CHEESY VEGGIE CREPES



Cheesy Veggie Crepes image

Some times I like to get fancy. This recipe is one of them, but its so easy. Its fancy easy lol. Once you master the crepes you can fill it with what every you want.

Provided by Vanessa "Nikita" Milare

Categories     Other Main Dishes

Time 1h

Number Of Ingredients 13

vegetable filling:
2 Tbsp vegetable oil
3- 4 c zucchini, corsely chopped
1/2 c green bell pepper, chopped
1/4 c green onions,sliced
1/4 tsp garlic, minced
1 1/2 c tomatoes, coarsely chopped
1/2 tsp salt
crepes:
1 c bisquick mix
3/4 c milk
2 eggs
1 c parmesan cheese, grated

Steps:

  • 1. In a 10 inch skillet. Heat the oil over medium heat. Ad in the veggie & the garlic. Cook for about 3 to 5 mins. Stirring occasionally until veggies are crispy-tender. Then remove from the heat & stir in the tomatoes. Sprinkle with the salt. Cover & let stand for about 2 to 3 mins.
  • 2. Then lightly grease a 6 or 7 inch skillet. Heat over medium-high heat. In a medium bowl, stir the bisquick,milk & eggs with a wirre whisk or a fork until well blended.
  • 3. In the mean time heat the oven to 350F. For each crepe,pour 2 tablespoons batter into the hot skillet, rotate the skillet until the batter covers the bottom.
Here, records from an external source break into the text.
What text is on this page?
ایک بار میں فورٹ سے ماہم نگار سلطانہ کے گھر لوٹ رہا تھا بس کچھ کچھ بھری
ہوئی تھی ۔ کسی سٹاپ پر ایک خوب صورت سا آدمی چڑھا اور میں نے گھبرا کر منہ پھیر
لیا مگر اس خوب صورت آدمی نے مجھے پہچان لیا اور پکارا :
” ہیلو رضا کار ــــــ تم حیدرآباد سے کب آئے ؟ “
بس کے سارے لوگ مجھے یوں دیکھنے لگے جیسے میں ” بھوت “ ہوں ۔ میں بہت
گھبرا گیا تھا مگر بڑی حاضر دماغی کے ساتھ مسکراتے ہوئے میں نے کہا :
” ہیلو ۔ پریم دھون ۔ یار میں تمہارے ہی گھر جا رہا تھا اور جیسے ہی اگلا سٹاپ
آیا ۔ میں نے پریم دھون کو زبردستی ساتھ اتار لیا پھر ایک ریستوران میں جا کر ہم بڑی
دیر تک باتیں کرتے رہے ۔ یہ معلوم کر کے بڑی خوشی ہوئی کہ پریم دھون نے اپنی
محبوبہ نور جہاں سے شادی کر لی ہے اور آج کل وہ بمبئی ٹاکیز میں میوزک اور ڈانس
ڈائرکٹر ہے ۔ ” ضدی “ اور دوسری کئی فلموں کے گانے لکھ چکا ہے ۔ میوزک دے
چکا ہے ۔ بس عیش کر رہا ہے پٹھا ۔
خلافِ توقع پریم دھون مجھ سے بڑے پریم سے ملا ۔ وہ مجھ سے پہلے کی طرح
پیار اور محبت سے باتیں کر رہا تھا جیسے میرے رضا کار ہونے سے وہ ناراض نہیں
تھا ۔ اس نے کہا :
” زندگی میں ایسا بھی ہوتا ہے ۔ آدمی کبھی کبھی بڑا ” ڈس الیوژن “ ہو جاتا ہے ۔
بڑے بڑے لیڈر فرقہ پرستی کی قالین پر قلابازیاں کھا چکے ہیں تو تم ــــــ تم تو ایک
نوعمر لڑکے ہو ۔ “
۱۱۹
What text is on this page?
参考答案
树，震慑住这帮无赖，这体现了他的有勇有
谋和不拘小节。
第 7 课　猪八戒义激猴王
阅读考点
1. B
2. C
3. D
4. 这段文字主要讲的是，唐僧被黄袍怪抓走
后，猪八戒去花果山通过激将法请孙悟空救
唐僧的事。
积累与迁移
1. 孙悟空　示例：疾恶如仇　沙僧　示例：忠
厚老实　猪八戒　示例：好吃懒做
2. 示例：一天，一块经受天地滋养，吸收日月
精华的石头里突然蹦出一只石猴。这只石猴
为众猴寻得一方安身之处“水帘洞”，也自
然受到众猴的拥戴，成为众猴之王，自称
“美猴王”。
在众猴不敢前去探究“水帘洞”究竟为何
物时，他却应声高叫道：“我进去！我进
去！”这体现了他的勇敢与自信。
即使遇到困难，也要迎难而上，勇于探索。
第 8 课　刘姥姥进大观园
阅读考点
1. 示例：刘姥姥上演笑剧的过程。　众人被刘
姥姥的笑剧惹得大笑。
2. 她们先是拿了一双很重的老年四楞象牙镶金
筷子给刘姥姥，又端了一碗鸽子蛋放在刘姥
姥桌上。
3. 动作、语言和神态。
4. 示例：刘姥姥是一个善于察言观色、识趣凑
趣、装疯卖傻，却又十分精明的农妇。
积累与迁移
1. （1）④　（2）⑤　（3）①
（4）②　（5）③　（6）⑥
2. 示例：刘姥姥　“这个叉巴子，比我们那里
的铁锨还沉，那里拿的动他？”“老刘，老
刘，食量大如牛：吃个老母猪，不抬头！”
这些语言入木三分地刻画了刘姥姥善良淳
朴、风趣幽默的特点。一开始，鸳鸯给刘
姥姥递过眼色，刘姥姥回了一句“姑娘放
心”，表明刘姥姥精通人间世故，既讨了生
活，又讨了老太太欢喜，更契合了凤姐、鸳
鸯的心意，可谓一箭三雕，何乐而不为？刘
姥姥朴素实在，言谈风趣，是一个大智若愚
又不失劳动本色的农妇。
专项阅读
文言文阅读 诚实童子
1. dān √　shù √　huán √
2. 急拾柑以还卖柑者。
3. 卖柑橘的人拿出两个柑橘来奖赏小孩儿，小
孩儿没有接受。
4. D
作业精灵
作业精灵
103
Cook until golden brown.
  • 4. Gently loosen edge with a metal spatula, turn over & cook on the other side until golden brown. Stack the crepes,placing a waxed paper between each one. keep coveredto prevent them from drying out.
  • 5. Then spoon the filling onto each crepe. Sprinkle half of the cheese over each filling. Roll up each one. Place them seam side down on ungreased 11x17 inch glass baking dish. Sprinkle with the remaining cheese. Bake uncovered about 10 to 12 mins or until hot.
  • 6. Special Tip: The creps can be frozen up to 3 months. Stack cooled unfilled crepes with a waxed paper between each one in a ziplock bag.